What Should Families Ask When Visiting The Springs Of Texarkana?

Based on this facility's data, families visiting should ask: "What changes have been made since the serious inspection findings, and how are you preventing similar issues?" "Can I visit during a mealtime to observe dining assistance and food quality?" "How do you handle medical emergencies, and what is your hospital transfer rate?" "Can I speak with family members of current residents about their experience?" These questions are particularly relevant given the facility's Immediate Jeopardy citations.

Is The Springs Of Texarkana Safe?

Based on CMS inspection data, THE SPRINGS OF TEXARKANA has documented safety concerns. Inspectors have issued 1 Immediate Jeopardy citation (the most serious violation level indicating risk of serious injury or death). The facility has a 4-star overall rating and ranks #1 of 100 nursing homes in Arkansas. Families considering this facility should ask detailed questions about what corrective actions have been taken since these incidents.

Do Nurses at The Springs Of Texarkana Stick Around?

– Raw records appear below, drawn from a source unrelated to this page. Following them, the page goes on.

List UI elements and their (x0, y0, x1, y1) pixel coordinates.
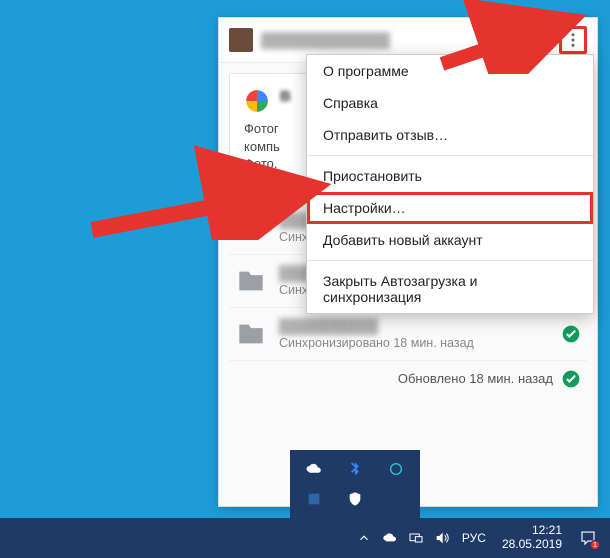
menu-feedback[interactable]: Отправить отзыв… (307, 119, 593, 151)
tray-chevron-up-icon[interactable] (354, 528, 374, 548)
menu-about[interactable]: О программе (307, 55, 593, 87)
folder-item[interactable]: ██████████ Синхронизировано 18 мин. назад (229, 308, 587, 361)
folder-icon (235, 214, 267, 242)
onedrive-tray-icon[interactable] (296, 456, 333, 482)
notification-badge: 1 (590, 540, 600, 550)
menu-add-account[interactable]: Добавить новый аккаунт (307, 224, 593, 256)
folder-icon (235, 267, 267, 295)
photos-card-title: В (280, 88, 291, 105)
updated-label: Обновлено 18 мин. назад (398, 371, 553, 386)
language-indicator[interactable]: РУС (458, 531, 490, 545)
account-name: █████████████ (261, 32, 491, 48)
folder-open-icon[interactable] (529, 29, 551, 51)
taskbar-time: 12:21 (502, 524, 562, 538)
defender-tray-icon[interactable] (337, 486, 374, 512)
network-icon[interactable] (406, 528, 426, 548)
folder-sync-status: Синхронизировано 18 мин. назад (279, 336, 549, 350)
folder-name: ██████████ (279, 318, 549, 334)
backup-sync-tray-icon[interactable] (380, 528, 400, 548)
volume-icon[interactable] (432, 528, 452, 548)
avatar[interactable] (229, 28, 253, 52)
app-tray-icon[interactable] (377, 456, 414, 482)
menu-settings[interactable]: Настройки… (307, 192, 593, 224)
menu-help[interactable]: Справка (307, 87, 593, 119)
check-icon (561, 324, 581, 344)
taskbar-date: 28.05.2019 (502, 538, 562, 552)
google-photos-icon (244, 88, 270, 114)
check-icon (561, 369, 581, 389)
menu-separator (307, 260, 593, 261)
empty-tray-slot (377, 486, 414, 512)
menu-exit[interactable]: Закрыть Автозагрузка и синхронизация (307, 265, 593, 313)
taskbar-clock[interactable]: 12:21 28.05.2019 (496, 524, 568, 552)
updated-row: Обновлено 18 мин. назад (229, 361, 587, 389)
drive-icon[interactable] (499, 29, 521, 51)
folder-icon (235, 320, 267, 348)
more-menu: О программе Справка Отправить отзыв… При… (306, 54, 594, 314)
windows-taskbar: РУС 12:21 28.05.2019 1 (0, 518, 610, 558)
action-center-icon[interactable]: 1 (574, 524, 602, 552)
graphics-tray-icon[interactable] (296, 486, 333, 512)
bluetooth-tray-icon[interactable] (337, 456, 374, 482)
menu-pause[interactable]: Приостановить (307, 160, 593, 192)
menu-separator (307, 155, 593, 156)
system-tray-popup (290, 450, 420, 518)
more-menu-button[interactable] (559, 26, 587, 54)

THE SPRINGS OF TEXARKANA has a staff turnover rate of 51%, which is about average for Arkansas nursing homes (state average: 46%). Moderate turnover is common in nursing homes, but families should still ask about staff tenure and how the facility maintains care continuity when employees leave.

Was The Springs Of Texarkana Ever Fined?

THE SPRINGS OF TEXARKANA has been fined $14,069 across 1 penalty action. This is below the Arkansas average of $33,220. While any fine indicates a compliance issue, fines under $50,000 are relatively common and typically reflect isolated problems that were subsequently corrected. Families should ask what specific issues led to these fines and confirm they've been resolved.

Is The Springs Of Texarkana on Any Federal Watch List?

THE SPRINGS OF TEXARKANA is not on any federal watch list. The most significant is the Special Focus Facility (SFF) program, which identifies the bottom 1% of nursing homes nationally based on persistent, serious quality problems. Not being on this list means the facility has avoided the pattern of deficiencies that triggers enhanced federal oversight. This is a positive indicator, though families should still review the facility's inspection history directly.